Sophie Newells Celcon is, in part, interesting because of its lack of other elements, such as neon lights that feature in other recent work. It hardly suffers from being pared down to the barest materials, constructed entirely of the breezeblock material from which it takes its name. Newell has cut into the industrial material, creating facets and stark surfaces that work together once they are rearranged as the floor-standing structure. Alluding at once to a classical language and a kind of deconstructed modernism, this piece walks a clever and dangerous line. If it had veered too far one way it could have been mistaken for the worst excesses of a trite post-modern pastiche. But, in these capable hands, the counterbalance of other elements pulls it firmly into a context in which these apparently unusual juxtapositions bring a fresh view and cohesion. Weighty and initially quiet, there is a tension and energy in this work that is hard to define. The allusion to spiritual spaces (the temple) is undeniable. It is complex. A form of Cassandra Complex, the work seems to tell us of a truth that we try not to hear, a monument foretelling its own collapse in its very construction.
Shahin Afrassiabis work The Lighting Concept is something of a sculpture in non-materials; or, the materials of light for the scientifically pedantic. Despite the emotionless corporate spaces to which the piece seems to refer, it remains a beautiful thing, a clever object that is conceptually watertight.
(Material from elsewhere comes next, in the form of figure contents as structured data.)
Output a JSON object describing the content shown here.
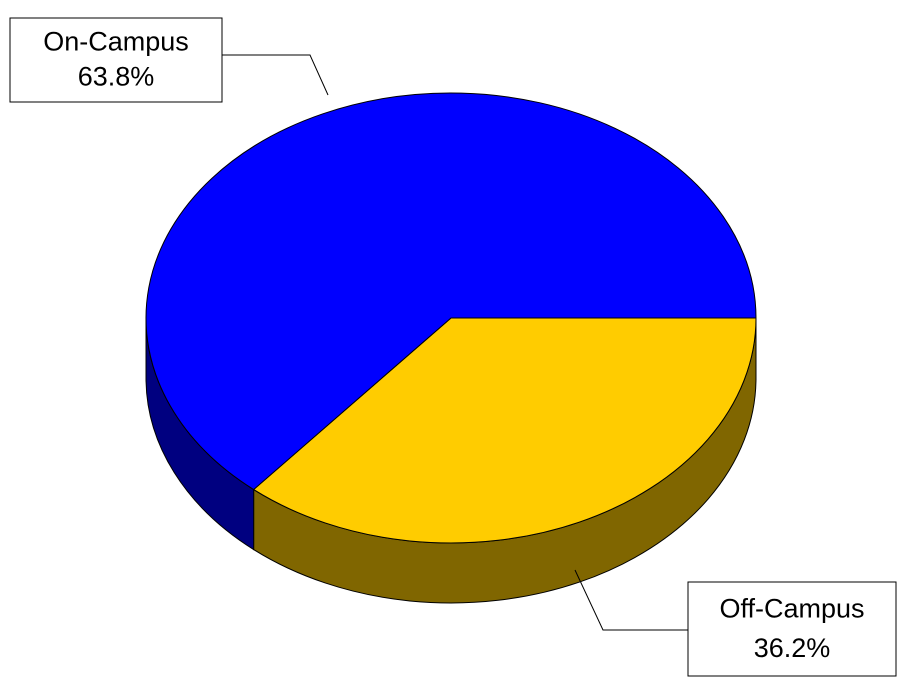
{
  "chart_data": {
    "type": "pie",
    "categories": [
      "Off-Campus",
      "On-Campus"
    ],
    "values": [
      36.2,
      63.8
    ],
    "value_labels": [
      "36.2%",
      "63.8%"
    ],
    "colors": [
      "#ffcc00",
      "#0000ff"
    ],
    "side_colors": [
      "#806600",
      "#000080"
    ]
  }
}
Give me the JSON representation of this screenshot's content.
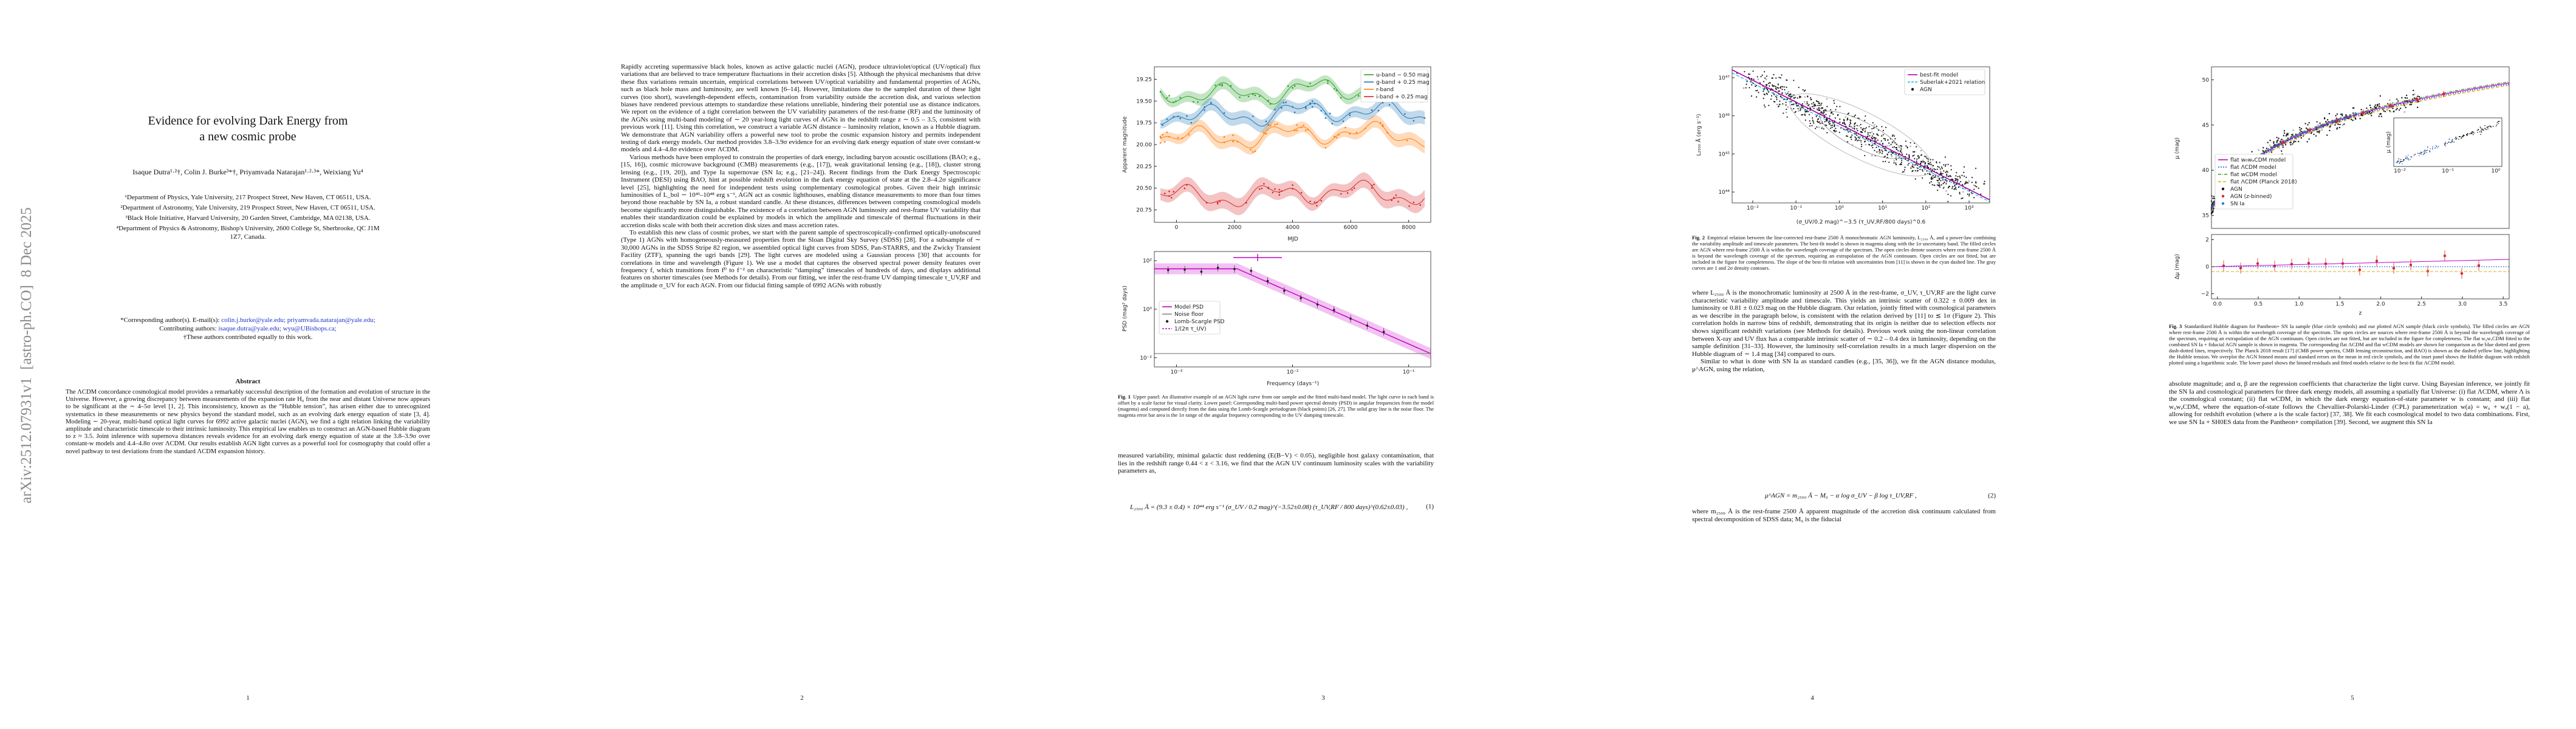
{
  "arxiv_stamp": "arXiv:2512.07931v1  [astro-ph.CO]  8 Dec 2025",
  "page1": {
    "title": "Evidence for evolving Dark Energy from a new cosmic probe",
    "authors": "Isaque Dutra¹·²†, Colin J. Burke³*†, Priyamvada Natarajan¹·²·³*, Weixiang Yu⁴",
    "affiliations": [
      "¹Department of Physics, Yale University, 217 Prospect Street, New Haven, CT 06511, USA.",
      "²Department of Astronomy, Yale University, 219 Prospect Street, New Haven, CT 06511, USA.",
      "³Black Hole Initiative, Harvard University, 20 Garden Street, Cambridge, MA 02138, USA.",
      "⁴Department of Physics & Astronomy, Bishop's University, 2600 College St, Sherbrooke, QC J1M 1Z7, Canada."
    ],
    "corresponding_label": "*Corresponding author(s). E-mail(s):",
    "corresponding_emails": "colin.j.burke@yale.edu; priyamvada.natarajan@yale.edu;",
    "contributing_label": "Contributing authors:",
    "contributing_emails": "isaque.dutra@yale.edu; wyu@UBishops.ca;",
    "equal_note": "†These authors contributed equally to this work.",
    "abstract_heading": "Abstract",
    "abstract": "The ΛCDM concordance cosmological model provides a remarkably successful description of the formation and evolution of structure in the Universe. However, a growing discrepancy between measurements of the expansion rate H₀ from the near and distant Universe now appears to be significant at the ∼ 4–5σ level [1, 2]. This inconsistency, known as the “Hubble tension”, has arisen either due to unrecognized systematics in these measurements or new physics beyond the standard model, such as an evolving dark energy equation of state [3, 4]. Modeling ∼ 20-year, multi-band optical light curves for 6992 active galactic nuclei (AGN), we find a tight relation linking the variability amplitude and characteristic timescale to their intrinsic luminosity. This empirical law enables us to construct an AGN-based Hubble diagram to z ≈ 3.5. Joint inference with supernova distances reveals evidence for an evolving dark energy equation of state at the 3.8–3.9σ over constant-w models and 4.4–4.8σ over ΛCDM. Our results establish AGN light curves as a powerful tool for cosmography that could offer a novel pathway to test deviations from the standard ΛCDM expansion history.",
    "page_number": "1"
  },
  "page2": {
    "paragraphs": [
      "Rapidly accreting supermassive black holes, known as active galactic nuclei (AGN), produce ultraviolet/optical (UV/optical) flux variations that are believed to trace temperature fluctuations in their accretion disks [5]. Although the physical mechanisms that drive these flux variations remain uncertain, empirical correlations between UV/optical variability and fundamental properties of AGNs, such as black hole mass and luminosity, are well known [6–14]. However, limitations due to the sampled duration of these light curves (too short), wavelength-dependent effects, contamination from variability outside the accretion disk, and various selection biases have rendered previous attempts to standardize these relations unreliable, hindering their potential use as distance indicators. We report on the evidence of a tight correlation between the UV variability parameters of the rest-frame (RF) and the luminosity of the AGNs using multi-band modeling of ∼ 20 year-long light curves of AGNs in the redshift range z ∼ 0.5 – 3.5, consistent with previous work [11]. Using this correlation, we construct a variable AGN distance – luminosity relation, known as a Hubble diagram. We demonstrate that AGN variability offers a powerful new tool to probe the cosmic expansion history and permits independent testing of dark energy models. Our method provides 3.8–3.9σ evidence for an evolving dark energy equation of state over constant-w models and 4.4–4.8σ evidence over ΛCDM.",
      "Various methods have been employed to constrain the properties of dark energy, including baryon acoustic oscillations (BAO; e.g., [15, 16]), cosmic microwave background (CMB) measurements (e.g., [17]), weak gravitational lensing (e.g., [18]), cluster strong lensing (e.g., [19, 20]), and Type Ia supernovae (SN Ia; e.g., [21–24]). Recent findings from the Dark Energy Spectroscopic Instrument (DESI) using BAO, hint at possible redshift evolution in the dark energy equation of state at the 2.8–4.2σ significance level [25], highlighting the need for independent tests using complementary cosmological probes. Given their high intrinsic luminosities of L_bol ∼ 10⁴³–10⁴⁸ erg s⁻¹, AGN act as cosmic lighthouses, enabling distance measurements to more than four times beyond those reachable by SN Ia, a robust standard candle. At these distances, differences between competing cosmological models become significantly more distinguishable. The existence of a correlation between AGN luminosity and rest-frame UV variability that enables their standardization could be explained by models in which the amplitude and timescale of thermal fluctuations in their accretion disks scale with both their accretion disk sizes and mass accretion rates.",
      "To establish this new class of cosmic probes, we start with the parent sample of spectroscopically-confirmed optically-unobscured (Type 1) AGNs with homogeneously-measured properties from the Sloan Digital Sky Survey (SDSS) [28]. For a subsample of ∼ 30,000 AGNs in the SDSS Stripe 82 region, we assembled optical light curves from SDSS, Pan-STARRS, and the Zwicky Transient Facility (ZTF), spanning the ugri bands [29]. The light curves are modeled using a Gaussian process [30] that accounts for correlations in time and wavelength (Figure 1). We use a model that captures the observed spectral power density features over frequency f, which transitions from f⁰ to f⁻² on characteristic “damping” timescales of hundreds of days, and displays additional features on shorter timescales (see Methods for details). From our fitting, we infer the rest-frame UV damping timescale τ_UV,RF and the amplitude σ_UV for each AGN. From our fiducial fitting sample of 6992 AGNs with robustly"
    ],
    "page_number": "2"
  },
  "page3": {
    "figure_top": {
      "ylabel": "Apparent magnitude",
      "xlabel": "MJD",
      "xticks": [
        "0",
        "2000",
        "4000",
        "6000",
        "8000"
      ],
      "yticks": [
        "20.75",
        "20.50",
        "20.25",
        "20.00",
        "19.75",
        "19.50",
        "19.25"
      ],
      "legend": [
        "u-band − 0.50 mag",
        "g-band + 0.25 mag",
        "r-band",
        "i-band + 0.25 mag"
      ]
    },
    "figure_bottom": {
      "ylabel": "PSD (mag² days)",
      "xlabel": "Frequency (days⁻¹)",
      "xticks": [
        "10⁻³",
        "10⁻²",
        "10⁻¹"
      ],
      "yticks": [
        "10⁻²",
        "10⁰",
        "10²"
      ],
      "legend": [
        "Model PSD",
        "Noise floor",
        "Lomb-Scargle PSD",
        "1/(2π τ_UV)"
      ]
    },
    "caption_label": "Fig. 1",
    "caption": "Upper panel: An illustrative example of an AGN light curve from our sample and the fitted multi-band model. The light curve in each band is offset by a scale factor for visual clarity. Lower panel: Corresponding multi-band power spectral density (PSD) in angular frequencies from the model (magenta) and computed directly from the data using the Lomb-Scargle periodogram (black points) [26, 27]. The solid gray line is the noise floor. The magenta error bar area is the 1σ range of the angular frequency corresponding to the UV damping timescale.",
    "text": "measured variability, minimal galactic dust reddening (E(B−V) < 0.05), negligible host galaxy contamination, that lies in the redshift range 0.44 < z < 3.16, we find that the AGN UV continuum luminosity scales with the variability parameters as,",
    "equation": "L₂₅₀₀ Å = (9.3 ± 0.4) × 10⁴⁴ erg s⁻¹ (σ_UV / 0.2 mag)^(−3.52±0.08) (τ_UV,RF / 800 days)^(0.62±0.03) ,",
    "equation_number": "(1)",
    "page_number": "3"
  },
  "page4": {
    "figure": {
      "ylabel": "L₂₅₀₀ Å (erg s⁻¹)",
      "xlabel": "(σ_UV/0.2 mag)^−3.5 (τ_UV,RF/800 days)^0.6",
      "xticks": [
        "10⁻²",
        "10⁻¹",
        "10⁰",
        "10¹",
        "10²",
        "10³"
      ],
      "yticks": [
        "10⁴⁴",
        "10⁴⁵",
        "10⁴⁶",
        "10⁴⁷"
      ],
      "legend": [
        "best-fit model",
        "Suberlak+2021 relation",
        "AGN"
      ]
    },
    "caption_label": "Fig. 2",
    "caption": "Empirical relation between the line-corrected rest-frame 2500 Å monochromatic AGN luminosity, L₂₅₀₀ Å, and a power-law combining the variability amplitude and timescale parameters. The best-fit model is shown in magenta along with the 1σ uncertainty band. The filled circles are AGN where rest-frame 2500 Å is within the wavelength coverage of the spectrum. The open circles denote sources where rest-frame 2500 Å is beyond the wavelength coverage of the spectrum, requiring an extrapolation of the AGN continuum. Open circles are not fitted, but are included in the figure for completeness. The slope of the best-fit relation with uncertainties from [11] is shown in the cyan dashed line. The gray curves are 1 and 2σ density contours.",
    "paragraphs": [
      "where L₂₅₀₀ Å is the monochromatic luminosity at 2500 Å in the rest-frame, σ_UV, τ_UV,RF are the light curve characteristic variability amplitude and timescale. This yields an intrinsic scatter of 0.322 ± 0.009 dex in luminosity or 0.81 ± 0.023 mag on the Hubble diagram. Our relation, jointly fitted with cosmological parameters as we describe in the paragraph below, is consistent with the relation derived by [11] to ≲ 1σ (Figure 2). This correlation holds in narrow bins of redshift, demonstrating that its origin is neither due to selection effects nor shows significant redshift variations (see Methods for details). Previous work using the non-linear correlation between X-ray and UV flux has a comparable intrinsic scatter of ∼ 0.2 – 0.4 dex in luminosity, depending on the sample definition [31–33]. However, the luminosity self-correlation results in a much larger dispersion on the Hubble diagram of ∼ 1.4 mag [34] compared to ours.",
      "Similar to what is done with SN Ia as standard candles (e.g., [35, 36]), we fit the AGN distance modulus, μ^AGN, using the relation,"
    ],
    "equation": "μ^AGN = m₂₅₀₀ Å − M₀ − α log σ_UV − β log τ_UV,RF ,",
    "equation_number": "(2)",
    "text_after": "where m₂₅₀₀ Å is the rest-frame 2500 Å apparent magnitude of the accretion disk continuum calculated from spectral decomposition of SDSS data; M₀ is the fiducial",
    "page_number": "4"
  },
  "page5": {
    "figure": {
      "ylabel": "μ (mag)",
      "ylabel_residual": "Δμ (mag)",
      "xlabel": "z",
      "xticks": [
        "0.0",
        "0.5",
        "1.0",
        "1.5",
        "2.0",
        "2.5",
        "3.0",
        "3.5"
      ],
      "yticks": [
        "35",
        "40",
        "45",
        "50"
      ],
      "yticks_residual": [
        "−2",
        "0",
        "2"
      ],
      "inset_ylabel": "μ (mag)",
      "inset_xticks": [
        "10⁻²",
        "10⁻¹",
        "10⁰"
      ],
      "legend": [
        "flat w₀wₐCDM model",
        "flat ΛCDM model",
        "flat wCDM model",
        "flat ΛCDM (Planck 2018)",
        "AGN",
        "AGN (z-binned)",
        "SN Ia"
      ]
    },
    "caption_label": "Fig. 3",
    "caption": "Standardized Hubble diagram for Pantheon+ SN Ia sample (blue circle symbols) and our plotted AGN sample (black circle symbols). The filled circles are AGN where rest-frame 2500 Å is within the wavelength coverage of the spectrum. The open circles are sources where rest-frame 2500 Å is beyond the wavelength coverage of the spectrum, requiring an extrapolation of the AGN continuum. Open circles are not fitted, but are included in the figure for completeness. The flat w₀wₐCDM fitted to the combined SN Ia + fiducial AGN sample is shown in magenta. The corresponding flat ΛCDM and flat wCDM models are shown for comparison as the blue dotted and green dash-dotted lines, respectively. The Planck 2018 result [17] (CMB power spectra, CMB lensing reconstruction, and BAO) is shown as the dashed yellow line, highlighting the Hubble tension. We overplot the AGN binned means and standard errors on the mean in red circle symbols, and the inset panel shows the Hubble diagram with redshift plotted using a logarithmic scale. The lower panel shows the binned residuals and fitted models relative to the best-fit flat ΛCDM model.",
    "text": "absolute magnitude; and α, β are the regression coefficients that characterize the light curve. Using Bayesian inference, we jointly fit the SN Ia and cosmological parameters for three dark energy models, all assuming a spatially flat Universe: (i) flat ΛCDM, where Λ is the cosmological constant; (ii) flat wCDM, in which the dark energy equation-of-state parameter w is constant; and (iii) flat w₀wₐCDM, where the equation-of-state follows the Chevallier-Polarski-Linder (CPL) parameterization w(a) = w₀ + wₐ(1 − a), allowing for redshift evolution (where a is the scale factor) [37, 38]. We fit each cosmological model to two data combinations. First, we use SN Ia + SH0ES data from the Pantheon+ compilation [39]. Second, we augment this SN Ia",
    "page_number": "5"
  }
}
It does exactly what it says on the box.
If Hard Labour is about materials, then perhaps it is also an unintended metaphor for the place of Cell itself. At a time in which commercial spaces retain a ball-breaking vice on showing the new arrivals alongside the established, as smaller public galleries all but fall away in London, then the act of formulating strong shows like this one cannot be light work for artist-led emerging spaces.
If you are going to do Hard Labour, then get sent down to Cell.